# Small install, what cvsup collections?



## scottmaccal (Apr 15, 2010)

Hi all,

I just installed the latest production release (FreeBSD 8.0) using the smallest install possible option. Previously I would choose the largest install option and would upgrade my system using a cvsup mirror by way of the csup command and the standard-supfile provided in /usr/share/examples/cvsup edited to pull the src-all collection.

I'd like to be polite to the person providing the cvsup mirror and also only pull the source code I need to update my small install. Does any know what individual collections I will need to accomplish this?

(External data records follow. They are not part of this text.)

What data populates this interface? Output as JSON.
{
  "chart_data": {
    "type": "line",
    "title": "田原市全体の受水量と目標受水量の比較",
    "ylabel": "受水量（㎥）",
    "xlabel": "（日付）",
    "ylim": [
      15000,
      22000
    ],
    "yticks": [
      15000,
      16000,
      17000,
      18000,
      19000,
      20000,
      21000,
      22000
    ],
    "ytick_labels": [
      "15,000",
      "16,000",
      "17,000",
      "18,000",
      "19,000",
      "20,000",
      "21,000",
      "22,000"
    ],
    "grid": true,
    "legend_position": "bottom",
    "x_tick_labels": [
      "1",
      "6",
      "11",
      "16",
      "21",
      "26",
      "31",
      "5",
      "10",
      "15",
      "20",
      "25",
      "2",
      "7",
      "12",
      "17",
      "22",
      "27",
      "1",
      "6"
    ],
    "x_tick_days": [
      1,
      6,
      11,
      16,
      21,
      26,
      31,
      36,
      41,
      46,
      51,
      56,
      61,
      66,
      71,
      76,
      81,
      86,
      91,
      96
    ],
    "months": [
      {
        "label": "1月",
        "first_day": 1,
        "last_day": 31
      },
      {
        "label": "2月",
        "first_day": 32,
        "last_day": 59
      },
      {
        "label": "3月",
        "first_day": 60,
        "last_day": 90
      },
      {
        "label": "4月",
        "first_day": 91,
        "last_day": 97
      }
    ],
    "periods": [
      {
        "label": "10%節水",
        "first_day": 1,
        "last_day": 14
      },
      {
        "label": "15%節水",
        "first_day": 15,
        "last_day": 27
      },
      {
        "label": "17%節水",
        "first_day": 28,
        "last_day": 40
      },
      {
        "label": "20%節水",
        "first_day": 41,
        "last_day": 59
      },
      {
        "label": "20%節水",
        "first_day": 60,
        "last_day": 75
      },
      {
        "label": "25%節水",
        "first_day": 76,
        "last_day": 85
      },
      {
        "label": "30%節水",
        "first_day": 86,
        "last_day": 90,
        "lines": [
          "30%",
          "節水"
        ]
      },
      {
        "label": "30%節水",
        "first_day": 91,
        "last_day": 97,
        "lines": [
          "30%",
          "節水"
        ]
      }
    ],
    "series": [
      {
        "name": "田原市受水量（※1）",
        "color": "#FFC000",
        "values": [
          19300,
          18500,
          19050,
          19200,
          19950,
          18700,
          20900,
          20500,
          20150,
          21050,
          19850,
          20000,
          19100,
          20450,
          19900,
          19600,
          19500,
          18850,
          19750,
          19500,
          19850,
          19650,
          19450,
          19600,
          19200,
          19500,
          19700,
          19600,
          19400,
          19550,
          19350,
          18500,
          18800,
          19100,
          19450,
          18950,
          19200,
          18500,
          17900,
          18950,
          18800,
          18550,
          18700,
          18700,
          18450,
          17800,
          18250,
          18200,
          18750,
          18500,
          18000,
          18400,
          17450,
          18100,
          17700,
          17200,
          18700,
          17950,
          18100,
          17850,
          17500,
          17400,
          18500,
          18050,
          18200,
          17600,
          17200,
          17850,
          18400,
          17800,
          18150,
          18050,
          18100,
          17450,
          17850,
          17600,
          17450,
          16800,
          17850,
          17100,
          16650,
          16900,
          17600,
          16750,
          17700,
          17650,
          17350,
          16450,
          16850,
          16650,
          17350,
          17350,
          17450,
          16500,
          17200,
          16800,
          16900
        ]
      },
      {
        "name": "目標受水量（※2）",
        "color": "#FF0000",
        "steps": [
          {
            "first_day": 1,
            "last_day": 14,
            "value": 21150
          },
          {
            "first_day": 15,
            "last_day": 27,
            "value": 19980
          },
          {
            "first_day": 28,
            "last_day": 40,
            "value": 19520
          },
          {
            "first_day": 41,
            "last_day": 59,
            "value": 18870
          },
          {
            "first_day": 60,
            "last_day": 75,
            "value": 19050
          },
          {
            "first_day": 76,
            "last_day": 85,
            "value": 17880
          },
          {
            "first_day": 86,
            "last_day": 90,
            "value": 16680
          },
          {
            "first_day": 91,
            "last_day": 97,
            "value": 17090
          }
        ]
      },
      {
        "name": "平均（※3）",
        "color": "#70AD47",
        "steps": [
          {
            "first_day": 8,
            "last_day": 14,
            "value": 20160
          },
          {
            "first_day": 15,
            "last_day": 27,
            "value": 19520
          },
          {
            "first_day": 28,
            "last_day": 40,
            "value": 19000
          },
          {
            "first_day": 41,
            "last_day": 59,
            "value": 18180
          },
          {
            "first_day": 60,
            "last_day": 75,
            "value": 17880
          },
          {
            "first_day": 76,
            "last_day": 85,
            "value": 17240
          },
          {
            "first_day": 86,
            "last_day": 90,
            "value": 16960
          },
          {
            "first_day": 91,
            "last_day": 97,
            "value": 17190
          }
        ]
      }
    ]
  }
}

Is there a way to determine this from the shell in my current install?


----------



## SirDice (Apr 15, 2010)

scottmaccal said:
			
		

> I'd like to be polite to the person providing the cvsup mirror and also only pull the source code I need to update my small install. Does any know what individual collections I will need to accomplish this?


Yes, src-all.

Seriously, pull in everything or you will run into weird problems when building. You can modify what gets installed with /etc/src.conf. See the src.conf(5) man page.


----------



## DutchDaemon (Apr 15, 2010)

All mirrors are located at big ISPs/organisations and/or big Internet Peering Exchange locations. Don't feel bad  Once you've pulled in src-all you'll only be doing minor downloads from then on.


----------



## scottmaccal (Apr 15, 2010)

Thank you all for the reply.


----------